The names of the “people” it suggests to me are frequently names of people who I know. Somehow, whatever is generating fake profiles is inferring my identity and showing me names of people I know.

Amazingly, it seems to have access to iOS communication because sometimes I’ll imessage with someone I haven’t communicated with in a long time (by any means), and soon enough their name pops up on the other app.

Do you have any insight on how it might work? I’ve wondered if there’s a very common app that many of my contacts would have installed that is able to peek at iMessage.

4 comments

Is your iOS device hardened, e.g. Lockdown Mode, locally supervised by Apple Configurator 2 with restrictive policies, whitelisted WiFi without auto-join, disabled AirDrop, etc? You can also look for forensic artifacts in iOS device backups.

https://docs.mvt.re/en/latest/ios/methodology/

https://www.amnesty.org/en/latest/research/2021/07/forensic-...

https://github.com/citizenlab/malware-indicators

https://github.com/sroberts/awesome-iocs

One app gets your IP address and sells it to data brokers in real time. Another app buys this data and correlates it with IP addresses it knows. In practice, there are hundreds of data points as smartphones are all about data collection.
Yes part of it works as you’ve suggested, the ID part.
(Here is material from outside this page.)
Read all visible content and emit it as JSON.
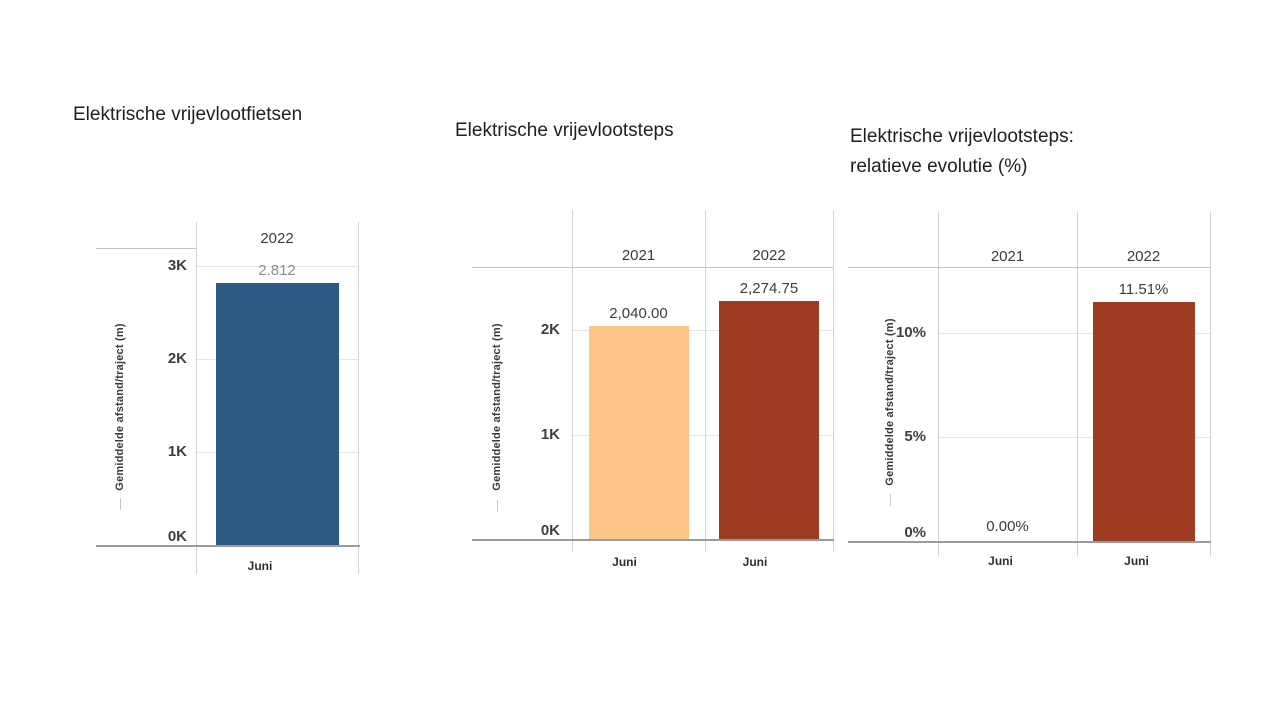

However, there’s more at play. Somehow there is access to data about whom I contact (again only via iMessage) and the contents of messages (only via iMessage). It’s not an imagined correlation, some of the data shown on the app could only come from recent iMessages.

How do you know the profiles are fake?
So it's not just me going insane. I have experienced the same behavior with Feeld.